Siehe Erklärung. Ein Klick auf das Bild lädt die höchstaufgelöste verfügbare Version.

Bildcredit und Bildrechte: Mohammad Nouroozi

Beschreibung: Komet 21P / Giacobini-Zinner ist hell genug für die Beobachtung mit Fernglas und ist sogar auf diesem detailreichen Telefoto-Mosaik des Sternbildes Fuhrmann (Auriga), das reich Sternhaufen und Nebeln ist, gut erkennbar.
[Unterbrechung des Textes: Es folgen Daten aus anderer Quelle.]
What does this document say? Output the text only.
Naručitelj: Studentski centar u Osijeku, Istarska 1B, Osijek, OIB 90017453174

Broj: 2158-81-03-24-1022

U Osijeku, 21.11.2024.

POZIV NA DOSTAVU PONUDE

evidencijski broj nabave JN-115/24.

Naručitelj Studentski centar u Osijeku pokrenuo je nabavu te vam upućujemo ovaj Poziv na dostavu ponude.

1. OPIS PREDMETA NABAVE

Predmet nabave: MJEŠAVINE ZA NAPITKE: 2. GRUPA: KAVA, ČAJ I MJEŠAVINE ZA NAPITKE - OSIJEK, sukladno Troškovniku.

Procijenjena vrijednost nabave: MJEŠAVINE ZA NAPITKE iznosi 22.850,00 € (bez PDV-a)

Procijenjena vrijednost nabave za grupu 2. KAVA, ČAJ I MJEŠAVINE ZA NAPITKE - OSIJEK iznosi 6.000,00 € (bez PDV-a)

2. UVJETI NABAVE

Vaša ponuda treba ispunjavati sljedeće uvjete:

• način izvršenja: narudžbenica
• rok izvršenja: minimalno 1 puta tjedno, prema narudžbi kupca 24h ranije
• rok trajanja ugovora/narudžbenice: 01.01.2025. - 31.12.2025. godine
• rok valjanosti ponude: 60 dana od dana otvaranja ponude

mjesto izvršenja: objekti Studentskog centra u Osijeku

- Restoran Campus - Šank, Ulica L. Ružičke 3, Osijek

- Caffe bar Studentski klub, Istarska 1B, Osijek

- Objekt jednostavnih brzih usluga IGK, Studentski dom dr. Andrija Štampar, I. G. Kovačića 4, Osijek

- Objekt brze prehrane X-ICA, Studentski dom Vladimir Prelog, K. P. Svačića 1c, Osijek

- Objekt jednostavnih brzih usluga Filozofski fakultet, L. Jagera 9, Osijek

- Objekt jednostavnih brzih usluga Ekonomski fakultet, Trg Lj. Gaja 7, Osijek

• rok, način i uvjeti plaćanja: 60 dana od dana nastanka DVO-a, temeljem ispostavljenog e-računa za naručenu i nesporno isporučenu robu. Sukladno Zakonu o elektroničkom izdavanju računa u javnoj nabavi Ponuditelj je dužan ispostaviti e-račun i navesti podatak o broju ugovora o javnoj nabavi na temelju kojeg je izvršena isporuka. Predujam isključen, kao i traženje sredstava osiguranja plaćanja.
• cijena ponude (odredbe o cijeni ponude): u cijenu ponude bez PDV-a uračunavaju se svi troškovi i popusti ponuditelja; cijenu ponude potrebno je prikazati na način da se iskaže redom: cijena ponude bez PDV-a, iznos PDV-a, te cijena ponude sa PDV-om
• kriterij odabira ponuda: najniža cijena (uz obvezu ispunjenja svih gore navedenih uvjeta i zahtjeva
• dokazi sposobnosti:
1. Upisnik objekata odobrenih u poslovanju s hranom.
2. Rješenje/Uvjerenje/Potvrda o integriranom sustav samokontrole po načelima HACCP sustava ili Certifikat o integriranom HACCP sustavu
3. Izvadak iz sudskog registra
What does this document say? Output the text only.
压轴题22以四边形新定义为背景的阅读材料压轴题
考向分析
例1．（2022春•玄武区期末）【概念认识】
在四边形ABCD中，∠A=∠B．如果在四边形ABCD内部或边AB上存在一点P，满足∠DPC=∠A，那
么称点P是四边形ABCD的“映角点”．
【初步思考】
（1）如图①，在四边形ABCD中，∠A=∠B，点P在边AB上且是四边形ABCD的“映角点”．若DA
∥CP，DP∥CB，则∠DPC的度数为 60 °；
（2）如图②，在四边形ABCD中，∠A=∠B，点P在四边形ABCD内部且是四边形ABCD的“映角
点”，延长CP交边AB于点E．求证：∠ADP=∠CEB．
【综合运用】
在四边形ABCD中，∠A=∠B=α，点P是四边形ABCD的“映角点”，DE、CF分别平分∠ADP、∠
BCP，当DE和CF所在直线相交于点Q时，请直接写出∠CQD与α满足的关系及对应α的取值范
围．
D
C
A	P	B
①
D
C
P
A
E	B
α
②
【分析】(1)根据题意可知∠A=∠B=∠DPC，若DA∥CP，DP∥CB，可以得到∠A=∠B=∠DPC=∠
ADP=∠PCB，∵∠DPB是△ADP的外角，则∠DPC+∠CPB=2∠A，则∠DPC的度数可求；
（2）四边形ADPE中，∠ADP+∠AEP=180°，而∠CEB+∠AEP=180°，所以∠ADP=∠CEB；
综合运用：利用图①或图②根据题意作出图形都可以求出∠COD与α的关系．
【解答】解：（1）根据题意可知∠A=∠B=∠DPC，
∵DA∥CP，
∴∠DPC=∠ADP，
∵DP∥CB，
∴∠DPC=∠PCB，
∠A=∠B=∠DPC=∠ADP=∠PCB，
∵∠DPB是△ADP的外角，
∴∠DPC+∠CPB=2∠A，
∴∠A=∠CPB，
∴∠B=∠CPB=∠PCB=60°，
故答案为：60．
In der Nacht des 9. September bildeten seine grünliche Koma und der diffuse Schweif einen Kontrast zu den farbenprächtigen Sternen und den rötlichen Emissionsnebeln im fast 10 Grad großen Sichtfeld in der Milchstraße.

Der Komet stand nahe dem Perihel und seiner größten Annäherung an die Erde, er war etwa 200 Lichtsekunden entfernt. Über den fernen Hintergrund reiten die bekannten Fuhrmann-Sternhaufen M38 (links über der Mitte) und M36 (rechts) etwa 4000 Lichtjahre entfernt über dem Kometenschweif. Die Emissionsregion IC 405 inks oben ist nur 1500 Lichtjahre entfernt und auch unter dem dramatischeren Namen Flammensternnebel bekannt. Rechts daneben liegt der 12.000 Lichtjahre entfernte IC 410, der für seine Sterne bildenden kosmischen Kaulquappen berühmt ist.

Giacobini-Zinner, ein Kind unseres Sonnensystems, ist ein periodischer Komet, der die Sonne alle 6,5 Jahren umrundet, und der Ursprungskörper des Draconiden-Meteorstroms im Oktober.